The proposed revisions to Rule G-8 would require dealers and MAs to keep an electronic log of all written complaints from customers or municipal advisory clients as well as any person acting on behalf of the customers or MA clients. The log would have to include information about the identity of a client and the timing of the complaint as well as a description of the complaint and the action, if any, the dealer or MA took in response. NAMA is asking that the MSRB more specifically describe what it means by "complaints" and "action" while also providing examples of how to create and maintain the logs.

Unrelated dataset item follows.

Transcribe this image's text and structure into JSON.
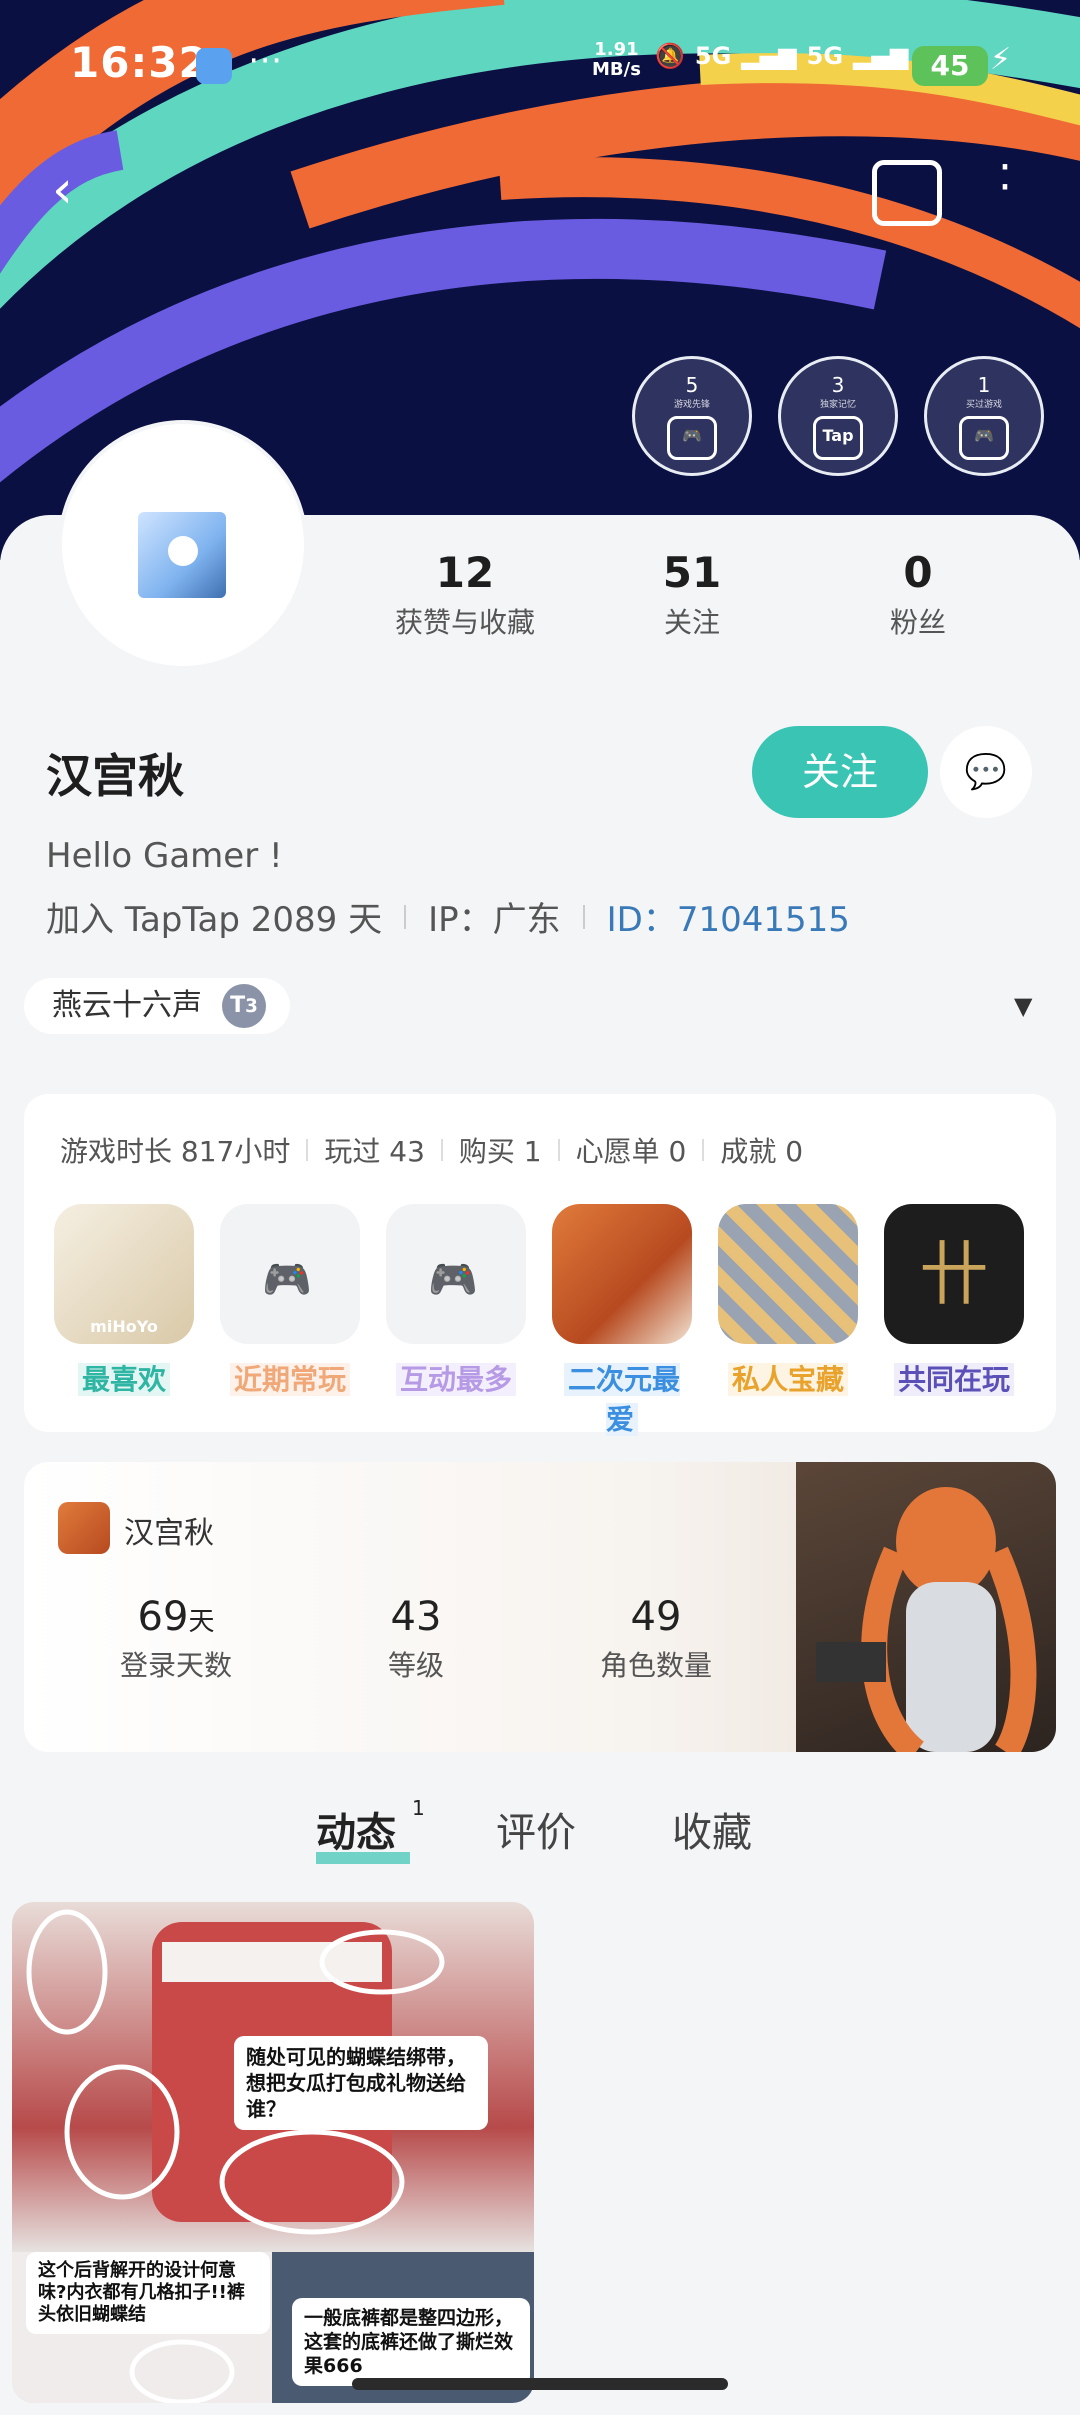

All complaints would be coded using a standard set of product and problem codes that the MSRB would make available, similarly to current SEC and Financial Industry Regulatory Authority requirements. PFM and NAMA requested that the MSRB allow MAs to give input on those codes. BDA asked that the MSRB work with FINRA to ensure that the problem codes are uniform and harmonized so that they do not lead to a heightened regulatory burden on firms registered with both self-regulators.

Rule G-9 would be amended to require both dealers and MAs to retain their complaint records for six years. Both NAMA and PFM argued the MSRB should keep the MA requirement at five years.

The MSRB has said the amendments would be effective six months after they are approved. BDA, citing other regulatory adjustments that dealers are currently facing, asked that the MSRB extend the effective date to one year after approval.